Das Kapital (2)
Oleh:
Himawan Bayu Patriadi, PhD.,
Dosen Hubungan Internasional,
Universitas Jember.
Pada 14 September 2017, the British library di London memperingati 150 tahun peluncuran perdana Das Kapital. Alasannya, lembaga ini mengklaim punya ikatan penting dengan penulisnya: Karl Marx. Tertuang dalam testimoninya: “Tiba di London sebagai seorang pengasingan tahun 1849, Marx menjadi wajah yang sangat dikenal di ruang baca British library, [ia] memanfaatkan koleksi ekstensif [perpustakaan] guna menggali data yang dijadikan landasan bagi kritiknya yang terkenal terhadap ekonomi politik, [yakni] Das Kapital”.
Dikisahkan pula, mungkin sebagai wujud terima kasihnya; tahun 1872 Marx membawa sendiri buku Das Kapital terbitan perdana dari Jerman untuk diserahkan langsung kepada the British library guna menjadi bagian dari koleksinya. “Ini merupakan salah satu koleksi kami yang paling berharga! (It is among our most treasured texts)”, tegas the British library.
Terbitan perdana, yang dalam bahasa Jerman bertajuk: Das Kapital: Kritik der Politischen Ökonomie (Capital: A Critique of Political Economy), segera mendapat apresiasi dari kalangan pekerja di Jerman. Salah satu kemungkinan alasannya, karena isi buku ini memuat empati terhadap nasib mereka sebagai buruh. Bagi Marx pribadi, apresiasi ini sangat berarti. Dengan bangga, ia mengungkapkan: “Ini adalah penghargaan yang paling besar terhadap karya saya ([It] is the best reward for my labours)”. (Capital, Vol.1, epub version, 1887:22).

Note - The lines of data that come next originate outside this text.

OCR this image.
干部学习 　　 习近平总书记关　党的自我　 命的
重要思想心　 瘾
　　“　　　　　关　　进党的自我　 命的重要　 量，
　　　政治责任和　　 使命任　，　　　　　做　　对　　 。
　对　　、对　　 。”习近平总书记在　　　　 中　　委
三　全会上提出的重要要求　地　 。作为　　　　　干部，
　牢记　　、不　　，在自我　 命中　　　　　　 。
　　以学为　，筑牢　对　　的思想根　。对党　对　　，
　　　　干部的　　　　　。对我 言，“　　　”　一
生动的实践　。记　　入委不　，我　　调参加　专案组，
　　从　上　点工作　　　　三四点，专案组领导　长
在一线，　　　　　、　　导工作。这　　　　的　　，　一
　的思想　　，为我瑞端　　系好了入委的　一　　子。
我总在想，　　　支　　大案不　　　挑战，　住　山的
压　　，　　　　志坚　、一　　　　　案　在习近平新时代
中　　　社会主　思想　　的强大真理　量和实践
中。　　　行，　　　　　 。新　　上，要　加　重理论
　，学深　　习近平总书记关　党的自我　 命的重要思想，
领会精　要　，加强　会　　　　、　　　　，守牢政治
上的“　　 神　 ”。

Tapi, ironisnya, sambutan dari dunia akademik di Jerman justru senyap. Penyebab utamanya, di negara ini industri kapitalis belum berkembang. Berbeda dengan di Inggris dan Perancis, ketika itu di negara asalnya, Jerman; apa yang dinamakan Marx sebagai the capitalist mode of production berkembang agak lambat. Padahal, model produksi kapitalis ini merupakan fokus kajian dari Das Kapital. Akibatnya, dalam dunia akademik Jerman kajian kritis terhadap sistem kapitalis relatif tertinggal. Dalam konteks ini, Marx menjelaskan: “Ekonomi-politik tetap menjadi ilmu [yang] asing di Jerman, [setidaknya] sampai saat itu. … [Terdapat] kondisi historis yang menghambat, di Jerman, perkembangan the capitalist mode of production. Jadi, tanah tempat Ekonomi-Politik untuk tumbuh subur tidak ada. [Walhasil], “ilmu” ini harus diimpor dari Inggris dan Perancis sebagai barang jadi yang sudah siap pakai; [sedangkan] para profesor Jermannya tetap menjadi anak sekolah [yang tengah belajar tentang ilmu tersebut] (Political economy remains a foreign science in Germany, up to this very moment. … [There was historical circumstances that prevented, in Germany, the development of the capitalist of production. Thus, the soil whence Political Economy springs was wanting. This “science” had to be imported from England and France as a ready-made article; its German professors remained schoolboys)”. (Capital, Vol.1, epub version, 1887:23).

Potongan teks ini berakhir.